В девяносто первом году произошел невозможный скачок: страна в кратчайший срок преодолела культурное пространство длиной почти в тридцать лет и буквально выпрыгнула из модерна в постмодернизм.

Появившийся в середине шестидесятых годов постмодернизм стал своего рода заклятьем, наложенным на модернизм. Мировое сообщество было испугано тем, что модернизм, декларирующий Поступок (например, Карибский кризис), способен поставить на реальности большую точку. Постмодерн создавал множество точек. В нем было возможно все, и это все было необязательным. Постмодерн изгонял реальность (мы не здесь и не сейчас) и делался разновидностью или филиалом ирреального загробного мира. В этот постмортум и устремился СССР. Молниеносный процесс во многом напоминал ту самую телепортацию из фильма Кроненберга. Смертельно опасный опыт страна, как и герой фильма — физик, делала, будучи по-ельцински — подшофе. Короткий опыт постмодерна дал понять, что телепортация прошла неудачно. В камеру определенно попала «муха». Как и в фильме Кроненберга, проблема не сразу дала о себе знать. Привычный мир разрушался постепенно. Законы логики и морали советского модерна еще действовали, хотя в них уже проникли новые мушиные молекулы ДНК — пошел процесс мутации. Постсоветская Россия, похожая на прокаженного, стояла перед зеркалом в ванной и видела, как отваливаются ненужные уши и пальцы, выпадают зубы. Подступала паника.

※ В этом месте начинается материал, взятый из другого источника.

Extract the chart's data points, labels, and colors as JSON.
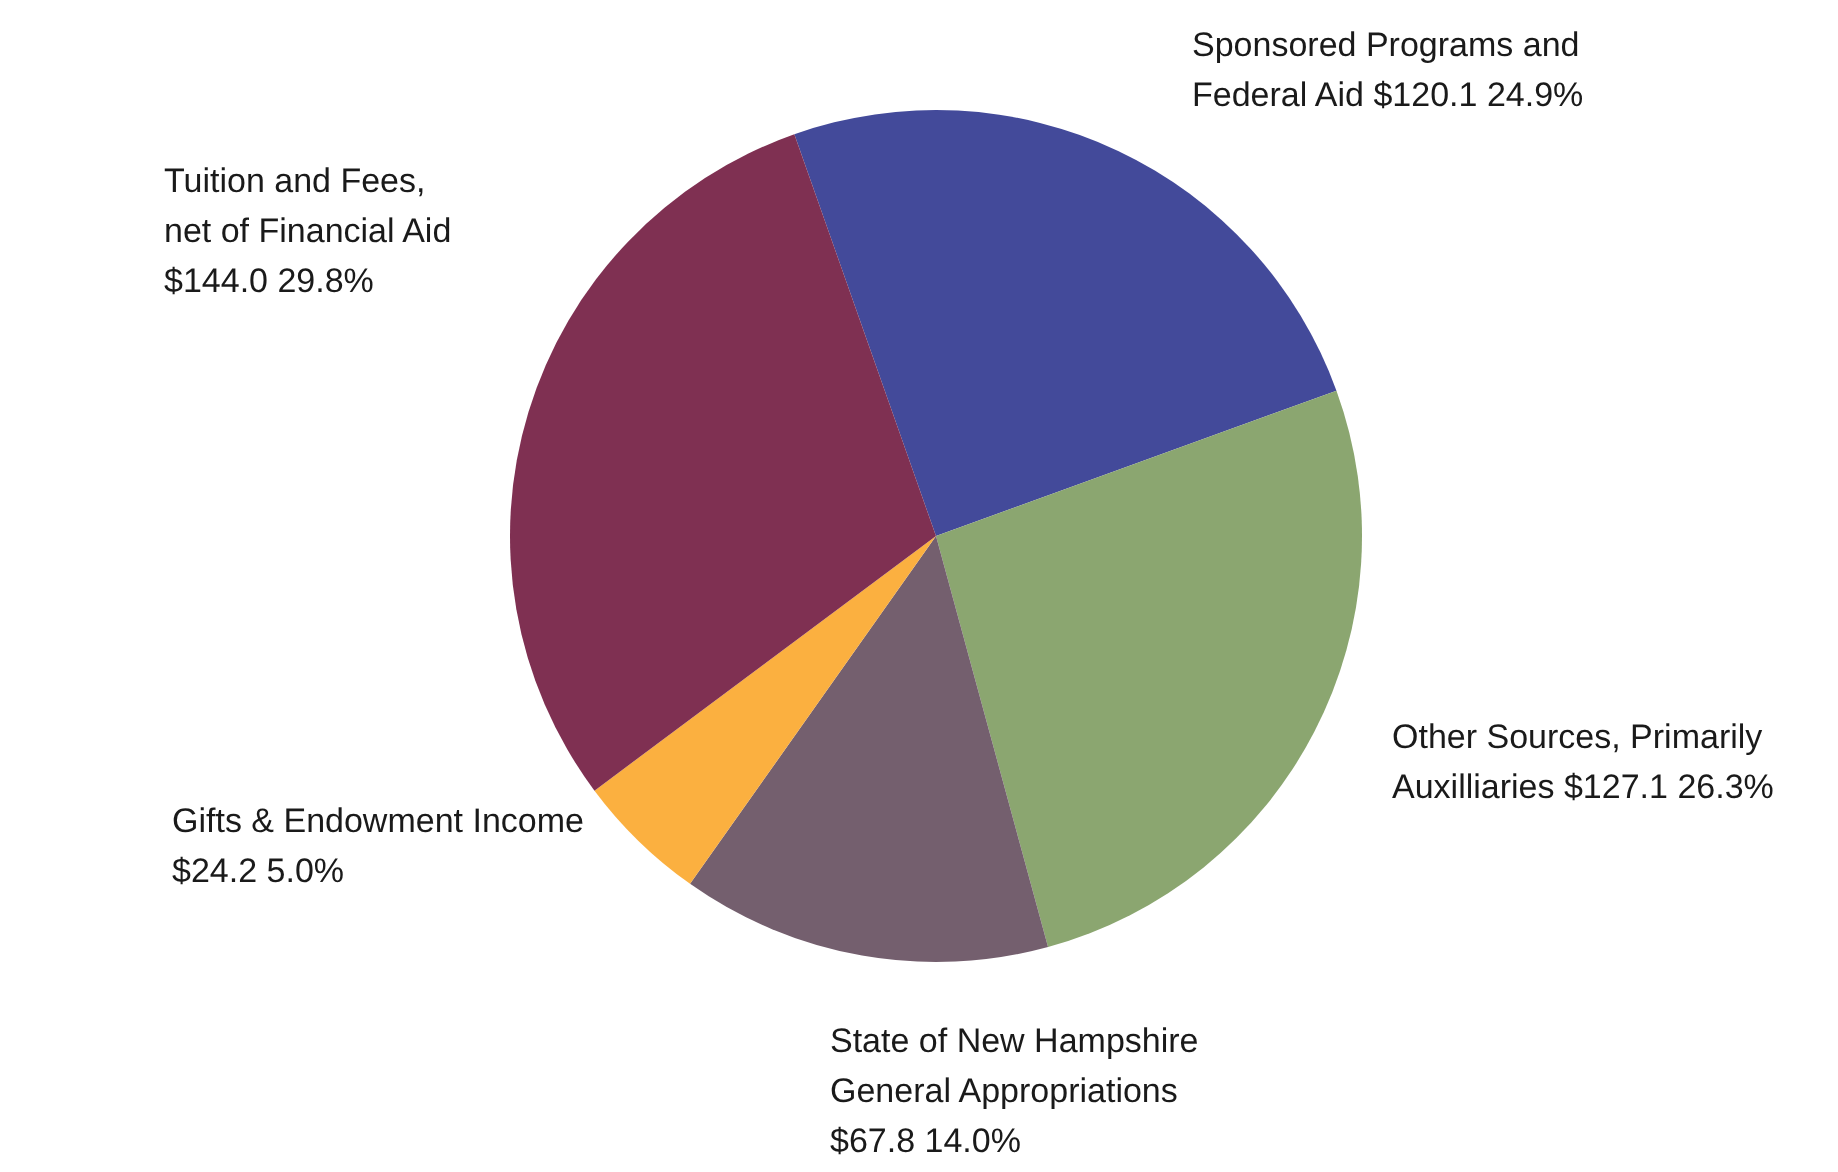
{
  "chart_data": {
    "type": "pie",
    "categories": [
      "Sponsored Programs and Federal Aid",
      "Other Sources, Primarily Auxilliaries",
      "State of New Hampshire General Appropriations",
      "Gifts & Endowment Income",
      "Tuition and Fees, net of Financial Aid"
    ],
    "values": [
      120.1,
      127.1,
      67.8,
      24.2,
      144.0
    ],
    "value_labels": [
      "$120.1 24.9%",
      "$127.1 26.3%",
      "$67.8 14.0%",
      "$24.2 5.0%",
      "$144.0 29.8%"
    ],
    "colors": [
      "#434a9a",
      "#8ba670",
      "#745f6e",
      "#fbb040",
      "#7f3052"
    ]
  }
}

Уже в середине девяностых было понятно, что не обошлось без «насекомого». Задавались вопросами, какое собственно — неизжитая ли коммунистическая тлетворная тля? Пассионарные носители новой культурной парадигмы активно разоблачали недостатки парадигмы прежней, благо, что противоречивость и тоталитарное наследие модернизма делались прекрасным объектом для осуждения.Физик из «Мухи» после долгих расчетов понял, что спасти его может лишь новая телепортация. Он должен зайти в камеру-порт вместе со своей подругой, и, только когда два человека сольются в одного, муха будет изжита. Почему андрогин не будет носителем мушиных черт, почему, в конце концов, не учитывалась вероятность появления гигантской мухи-андрогина — не объяснялось. Но это и понятно, все исследования проходили в состоянии истерики. В любом случае, возвращения физика в том виде, в котором он был до первой телепортации, уже не предусматривалось. Хотелось одного — просто получить человека. Уже на исходе девяностых постмодернизм сделался объектом яростной критики. Отовсюду лезли его мушиные волоски, усики и крылышки, отгнивали уши и пальцы. Назрела необходимость реабилитационной телепортации. Состояния постпостмодернизма быть не может. Единственный очевидный путь лежит обратно — в модерн. Задача проста: любым путем получить Человека, пусть уже не советского — носителя Кодекса Строителя Коммунизма, пусть уже не Православного (одолела многоконфессиональность). Короче, кого угодно, лишь бы окончательно не стать постмодернистской «мухой».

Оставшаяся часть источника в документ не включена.